La souveraineté dans le domaine digital se trouve en particulier au coeur des réflexions d’Emmanuel Chiva à propos de l’avenir des technologies militaires, formulées lors de l’événement DYSTOPIA 2019. A quoi ces réseaux du futur ressembleront-ils ? Seront-il encore basés sur Internet tel que nous le connaissons ? Sur quelles infrastructures technologiques reposeront-ils ? 

Dans un contexte de retour à la compétition entre grandes puissances amorcé depuis 2014, il est intéressant de noter que la Russie annonce désormais disposer d’un réseau de type Internet capable de fonctionner en autarcie. Du côté chinois, un avantage stratégique pourrait découler de l’avance prise dans les infrastructures de télécommunications de nouvelle génération (5G), ainsi que dans la construction d’ordinateur quantiques, permettant d’utiliser un cryptage / décryptage de niveau supérieur.
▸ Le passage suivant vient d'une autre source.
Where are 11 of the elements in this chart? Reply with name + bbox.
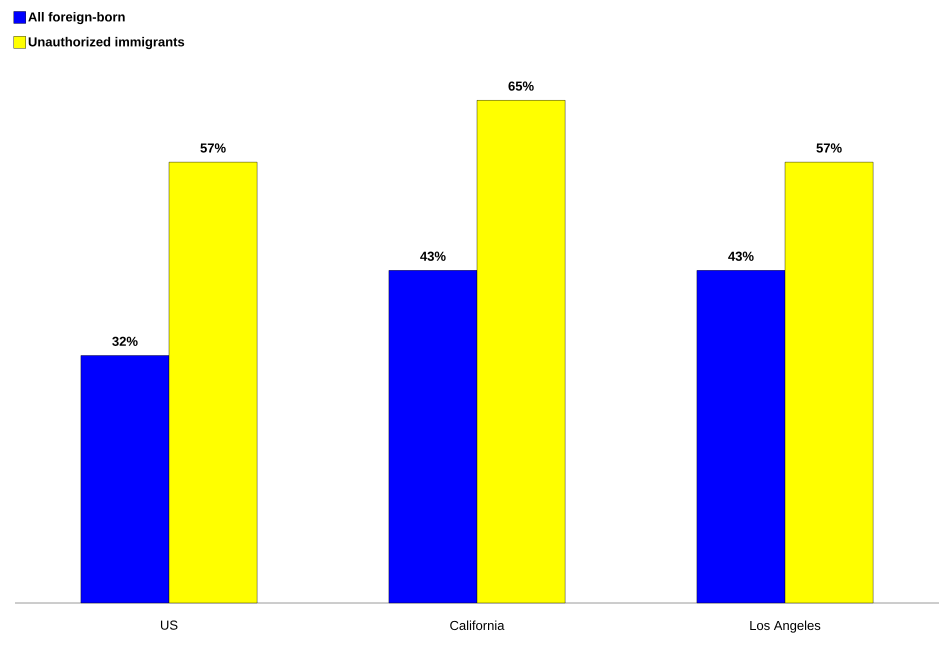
data-label: 57% (816, 143, 842, 153)
data-label: 65% (508, 81, 534, 91)
data-label: 57% (200, 143, 226, 153)
data-label: 43% (728, 252, 754, 261)
x-tick-label: Los Angeles (750, 620, 820, 633)
data-label: 43% (420, 252, 446, 261)
legend-label: All foreign-born (28, 12, 125, 24)
data-label: 32% (112, 336, 138, 346)
legend-label: Unauthorized immigrants (28, 36, 184, 50)
x-tick-label: California (450, 620, 504, 630)
x-tick-label: US (160, 620, 178, 630)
L’ordinateur quantique pourrait en particulier lever l’inviolabilité des transactions des crypto-monnaies existantes, portant un coup au projet de construire des institutions, monétaires ou autres, fonctionnant sans faire appel à la confiance. L’Europe est-elle préparée à relever ces défis ?

Notons que l’avenir de l’infrastructure d’Internet comprend une forte augmentation du nombre de satellites en orbite autour de la Terre, notamment sous la forme de constellations de petits satellites. Et tout cela est amené à évoluer dans un environnement spatial lui aussi potentiellement exposé aux interventions militaires.

 

Conclusion : de la rétrospective à la prospective

L’Internet des années 2020 sera-t-il lui aussi un facteur d’excellence et d’impertinence dans nos vies ? La killer app de l’Internet industriel émergera-t-elle lors des dix prochaines années ? Le cloud souverain européen émergera-t-il ? L’Internet sera-t-il plus centralisé ? Plus régulé ? Ou plus décentralisé ? Verrons-nous surgir l’individu souverain ? Difficile de le dire. Nous sommes si habitués à utiliser Internet de façon quotidienne que nous pourrions facilement oublier que le fonctionnement de ce système repose sur des infrastructures technologiques et des choix de société qui n’ont rien d’immuable. Mais qu’en pensent les stratèges de la technologie ? Envoyez-moi vos impressions : jacques.knight@presans.com

Notes

  1. Notamment de LinkedIn.
  2. Nous développons cette idée davantage ici.
  3. Facebook, Apple, Amazon, Google, Microsoft.
  4. Baidu, Alibaba, Tencent, Xiaomi.